Foam Granulation part 2

The aqueous foamed binder used in foam granulation is made up of a high level of gas dispersed within a liquid containing foamable excipients, forming an unstable thus, semi-rigid structure. Effective excipients for pharmaceutical granulation happen to be cellulose-ether species that promote large foaming activity and act as binders along the way. Many approved nonionic, polymeric excipients are suited foaming agents also. The foam liquid might include additives as long as they do not hinder its preparation. Semirigid foams characteristically exhibit carefully packed bubbles or a polyhedral morphology depending on the gas-quantity fraction although at the least 64% gas is required for the foam to display some degree of rigidity. The quantity fraction of gas within foam is known as its foam quality frequently. For granulation, FQ is generally kept in a range of 75-95%. Foams which are too wet lack adequate stability to spread well and often merely collapse on the floors of processing equipment. Very dry foams occupy very large volumes of space; exhibit very high inherent viscosities; and more collapse in the presence of shear than wetter foams readily.

extruder dies

Continuous foam granulation with a twin-screw extruder was introduced on a case study comparing the strategy to the traditional liquid addition method. An effective methodology to metering such foam in to the machine needed recognizing its solid-like behavior and using approaches commonly useful for feeding bulk solids rather than liquids. An auxiliary device, known as a aspect stuffer to the extrusion industry, was found ideal for feeding foam. The medial side stuffer is easily available commercially, and the physical control and setup software of most extruders could be configured to accommodate it. The relative part stuffer can be a miniature, twin-screw auger that mounts aside of the main extruder and conveys materials into a specified zone of the process. Due to the drag-flow actions of the rotating screws in the side feeder, foam is forced in to the passing formulation within the primary extruder and partially collapses upon get in touch with, as the remaining foam forms a layer between the extruder and powder barrel. The mechanism of foam wetting in the extruder is under study still. A two-stage version proposed in a recently available publication was predicated on how foams ready from liquids of distinctive viscosities and having several FQ collapsed and drained under different shear conditions and also how they infected granule houses from the extruder. A pressure-driven wetting stage is thought to occur at the true point of entry where the foam enters the procedure, with stiffer foams showing greater level of resistance to collapsing upon contacting the non-wetted formulation immediately. The remaining, uncollapsed foam pushes the powder aside to create a layer above. The next shear-driven wetting stage appears governed by the response of foam to shear; layers of stiffer foam collapse more easily under mechanical shear to wet the powder beneath while wetter foams express greater tolerant collapse under mechanical shear by establishing extra stable morphologies comprised of smaller bubbles.

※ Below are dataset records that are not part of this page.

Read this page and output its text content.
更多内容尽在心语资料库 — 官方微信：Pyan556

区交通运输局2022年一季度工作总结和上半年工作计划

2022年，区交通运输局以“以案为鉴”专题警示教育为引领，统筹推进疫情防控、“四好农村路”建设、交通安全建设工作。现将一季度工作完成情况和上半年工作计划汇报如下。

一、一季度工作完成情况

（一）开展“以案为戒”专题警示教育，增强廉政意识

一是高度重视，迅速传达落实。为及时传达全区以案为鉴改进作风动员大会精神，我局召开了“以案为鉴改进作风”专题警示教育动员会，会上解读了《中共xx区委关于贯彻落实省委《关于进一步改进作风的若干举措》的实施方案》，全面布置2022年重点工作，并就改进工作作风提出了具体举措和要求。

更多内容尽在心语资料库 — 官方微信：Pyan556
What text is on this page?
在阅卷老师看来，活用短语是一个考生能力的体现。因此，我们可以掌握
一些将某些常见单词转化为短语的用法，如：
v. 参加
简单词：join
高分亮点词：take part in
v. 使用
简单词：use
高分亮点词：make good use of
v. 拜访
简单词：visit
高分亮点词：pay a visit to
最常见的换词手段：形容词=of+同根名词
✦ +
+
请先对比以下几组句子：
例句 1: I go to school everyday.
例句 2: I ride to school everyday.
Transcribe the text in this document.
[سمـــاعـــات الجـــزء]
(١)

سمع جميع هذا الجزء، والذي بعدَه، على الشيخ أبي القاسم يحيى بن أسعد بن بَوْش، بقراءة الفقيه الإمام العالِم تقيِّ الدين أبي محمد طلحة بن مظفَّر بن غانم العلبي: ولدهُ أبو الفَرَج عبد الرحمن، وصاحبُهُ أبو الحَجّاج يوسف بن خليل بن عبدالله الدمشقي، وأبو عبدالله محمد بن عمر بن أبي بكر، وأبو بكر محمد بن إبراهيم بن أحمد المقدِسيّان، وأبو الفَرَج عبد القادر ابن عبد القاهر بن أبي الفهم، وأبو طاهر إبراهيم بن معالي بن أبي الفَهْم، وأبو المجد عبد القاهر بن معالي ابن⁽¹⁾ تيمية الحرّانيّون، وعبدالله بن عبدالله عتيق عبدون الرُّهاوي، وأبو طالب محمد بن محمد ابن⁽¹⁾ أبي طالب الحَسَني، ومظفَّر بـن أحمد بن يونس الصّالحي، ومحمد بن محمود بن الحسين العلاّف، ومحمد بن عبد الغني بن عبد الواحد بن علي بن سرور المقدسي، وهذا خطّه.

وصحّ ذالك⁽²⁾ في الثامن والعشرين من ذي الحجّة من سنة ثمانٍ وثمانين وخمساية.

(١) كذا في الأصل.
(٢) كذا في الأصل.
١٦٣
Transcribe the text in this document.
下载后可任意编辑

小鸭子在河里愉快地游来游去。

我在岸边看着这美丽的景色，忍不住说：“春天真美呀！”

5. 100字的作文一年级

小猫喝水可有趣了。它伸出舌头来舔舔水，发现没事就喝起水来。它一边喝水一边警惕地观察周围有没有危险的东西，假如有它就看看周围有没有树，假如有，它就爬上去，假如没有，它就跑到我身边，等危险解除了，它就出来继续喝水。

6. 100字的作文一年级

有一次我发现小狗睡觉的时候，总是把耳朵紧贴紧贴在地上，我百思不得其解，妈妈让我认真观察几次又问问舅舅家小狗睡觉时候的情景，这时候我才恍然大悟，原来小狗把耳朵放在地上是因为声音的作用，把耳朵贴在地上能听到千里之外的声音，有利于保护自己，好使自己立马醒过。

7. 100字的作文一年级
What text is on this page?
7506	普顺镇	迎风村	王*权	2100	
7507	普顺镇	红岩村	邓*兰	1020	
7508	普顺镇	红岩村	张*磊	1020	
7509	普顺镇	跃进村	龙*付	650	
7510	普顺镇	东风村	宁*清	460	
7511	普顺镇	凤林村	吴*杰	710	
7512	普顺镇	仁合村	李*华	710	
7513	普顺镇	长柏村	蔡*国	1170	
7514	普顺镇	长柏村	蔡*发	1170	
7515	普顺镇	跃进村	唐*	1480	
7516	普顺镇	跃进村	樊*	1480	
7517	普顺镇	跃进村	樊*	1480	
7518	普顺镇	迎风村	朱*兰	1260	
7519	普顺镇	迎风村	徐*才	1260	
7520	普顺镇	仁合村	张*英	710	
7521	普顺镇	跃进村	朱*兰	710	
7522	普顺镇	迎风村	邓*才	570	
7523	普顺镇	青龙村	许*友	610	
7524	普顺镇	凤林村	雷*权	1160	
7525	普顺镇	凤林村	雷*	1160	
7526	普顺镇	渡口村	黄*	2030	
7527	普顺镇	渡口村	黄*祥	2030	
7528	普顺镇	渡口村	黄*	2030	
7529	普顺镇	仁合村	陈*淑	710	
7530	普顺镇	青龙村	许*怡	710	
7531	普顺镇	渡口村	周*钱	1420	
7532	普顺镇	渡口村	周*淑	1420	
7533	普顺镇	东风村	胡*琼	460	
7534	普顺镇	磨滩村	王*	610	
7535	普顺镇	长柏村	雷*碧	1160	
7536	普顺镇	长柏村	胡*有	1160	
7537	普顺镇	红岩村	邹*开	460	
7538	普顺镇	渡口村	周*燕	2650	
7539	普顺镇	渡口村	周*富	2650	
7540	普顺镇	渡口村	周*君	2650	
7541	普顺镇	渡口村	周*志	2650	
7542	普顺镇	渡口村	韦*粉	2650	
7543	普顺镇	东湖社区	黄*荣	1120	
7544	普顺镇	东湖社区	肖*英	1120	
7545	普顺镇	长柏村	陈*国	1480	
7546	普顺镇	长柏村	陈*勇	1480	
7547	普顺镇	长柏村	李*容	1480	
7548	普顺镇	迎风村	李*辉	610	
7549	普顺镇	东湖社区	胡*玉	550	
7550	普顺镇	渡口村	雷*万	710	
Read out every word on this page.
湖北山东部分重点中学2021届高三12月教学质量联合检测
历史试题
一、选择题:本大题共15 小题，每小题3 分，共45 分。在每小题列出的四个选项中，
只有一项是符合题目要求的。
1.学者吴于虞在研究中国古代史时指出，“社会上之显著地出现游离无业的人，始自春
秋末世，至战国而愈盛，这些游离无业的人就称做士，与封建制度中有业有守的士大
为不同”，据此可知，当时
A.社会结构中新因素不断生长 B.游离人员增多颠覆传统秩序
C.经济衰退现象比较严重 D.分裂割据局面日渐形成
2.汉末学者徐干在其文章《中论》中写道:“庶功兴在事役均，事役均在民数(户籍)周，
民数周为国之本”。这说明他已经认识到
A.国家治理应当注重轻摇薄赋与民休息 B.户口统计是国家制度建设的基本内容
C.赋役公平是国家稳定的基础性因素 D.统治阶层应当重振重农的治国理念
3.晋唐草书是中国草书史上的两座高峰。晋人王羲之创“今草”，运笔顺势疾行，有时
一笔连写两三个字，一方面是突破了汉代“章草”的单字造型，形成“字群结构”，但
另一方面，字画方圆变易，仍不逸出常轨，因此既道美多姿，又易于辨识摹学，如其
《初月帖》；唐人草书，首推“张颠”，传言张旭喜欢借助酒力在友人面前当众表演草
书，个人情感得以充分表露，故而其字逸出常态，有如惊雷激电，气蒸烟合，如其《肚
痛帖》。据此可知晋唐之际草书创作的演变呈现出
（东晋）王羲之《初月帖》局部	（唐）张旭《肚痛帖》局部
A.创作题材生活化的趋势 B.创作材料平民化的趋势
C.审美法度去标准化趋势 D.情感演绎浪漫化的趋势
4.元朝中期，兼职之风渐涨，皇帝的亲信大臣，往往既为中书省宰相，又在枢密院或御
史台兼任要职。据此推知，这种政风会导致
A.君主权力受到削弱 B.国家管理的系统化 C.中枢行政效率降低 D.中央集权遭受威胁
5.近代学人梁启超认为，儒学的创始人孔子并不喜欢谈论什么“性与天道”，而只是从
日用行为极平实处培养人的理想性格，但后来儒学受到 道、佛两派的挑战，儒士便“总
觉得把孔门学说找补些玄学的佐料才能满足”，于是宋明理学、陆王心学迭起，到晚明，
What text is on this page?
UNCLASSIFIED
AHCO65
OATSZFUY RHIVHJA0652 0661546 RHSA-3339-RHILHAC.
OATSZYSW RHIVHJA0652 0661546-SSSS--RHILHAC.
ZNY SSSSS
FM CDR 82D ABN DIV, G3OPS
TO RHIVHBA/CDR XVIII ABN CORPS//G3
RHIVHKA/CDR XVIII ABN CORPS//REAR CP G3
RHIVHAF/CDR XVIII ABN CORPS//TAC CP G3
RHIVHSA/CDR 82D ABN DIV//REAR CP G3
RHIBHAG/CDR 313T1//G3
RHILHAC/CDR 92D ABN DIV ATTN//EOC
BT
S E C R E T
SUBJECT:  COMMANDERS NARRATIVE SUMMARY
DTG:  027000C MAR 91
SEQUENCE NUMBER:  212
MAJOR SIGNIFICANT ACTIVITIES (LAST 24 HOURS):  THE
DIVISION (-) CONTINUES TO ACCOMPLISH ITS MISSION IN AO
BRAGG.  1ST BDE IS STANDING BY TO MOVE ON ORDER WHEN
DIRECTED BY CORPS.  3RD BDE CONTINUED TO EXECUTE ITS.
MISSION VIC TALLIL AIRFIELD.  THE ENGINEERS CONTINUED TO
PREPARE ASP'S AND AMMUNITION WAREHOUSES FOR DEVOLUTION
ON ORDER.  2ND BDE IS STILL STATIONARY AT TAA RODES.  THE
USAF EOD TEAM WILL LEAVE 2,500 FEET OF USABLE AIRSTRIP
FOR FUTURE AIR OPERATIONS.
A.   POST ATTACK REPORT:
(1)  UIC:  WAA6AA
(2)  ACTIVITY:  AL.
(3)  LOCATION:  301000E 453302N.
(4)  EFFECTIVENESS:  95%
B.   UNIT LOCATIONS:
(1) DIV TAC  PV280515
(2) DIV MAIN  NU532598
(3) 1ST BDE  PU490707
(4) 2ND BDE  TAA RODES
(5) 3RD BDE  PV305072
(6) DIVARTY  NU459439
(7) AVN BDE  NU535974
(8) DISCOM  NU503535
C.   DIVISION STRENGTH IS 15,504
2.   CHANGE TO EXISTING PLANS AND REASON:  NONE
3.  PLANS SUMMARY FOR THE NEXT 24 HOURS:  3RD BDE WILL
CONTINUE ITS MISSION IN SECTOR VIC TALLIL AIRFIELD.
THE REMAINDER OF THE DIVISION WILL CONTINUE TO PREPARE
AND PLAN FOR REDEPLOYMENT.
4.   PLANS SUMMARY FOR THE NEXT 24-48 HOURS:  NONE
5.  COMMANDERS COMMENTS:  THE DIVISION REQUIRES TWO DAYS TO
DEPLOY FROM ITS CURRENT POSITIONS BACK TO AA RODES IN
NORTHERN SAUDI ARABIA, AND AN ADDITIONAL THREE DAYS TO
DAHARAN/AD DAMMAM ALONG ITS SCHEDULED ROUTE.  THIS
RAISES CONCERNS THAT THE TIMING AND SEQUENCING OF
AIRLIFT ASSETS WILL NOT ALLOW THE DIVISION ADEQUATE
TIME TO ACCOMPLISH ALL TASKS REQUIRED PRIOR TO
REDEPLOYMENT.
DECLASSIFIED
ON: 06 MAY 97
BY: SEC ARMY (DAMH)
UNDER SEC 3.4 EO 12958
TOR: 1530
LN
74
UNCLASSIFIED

These observations are usually related to the two-stage wetting mechanism previously described, which in turn causes the powder to be isolated from the barrel wall by a layer of foam immediately, at least until it really is well wetted. The powder in this instance is usually steadily saturated with the binder over a much bigger area of contact than in direct liquid addition, which minimizes the binder's local focus in the porous matter. The lubricating feature of foam granulation, where the foam level isolates the powders from the barrel wall until uniformly wetted, can be an important point to be stressed for extrusion processing. The lubricity of conveyed solids influences both power consumption by the machinery along with the exiting heat of granules.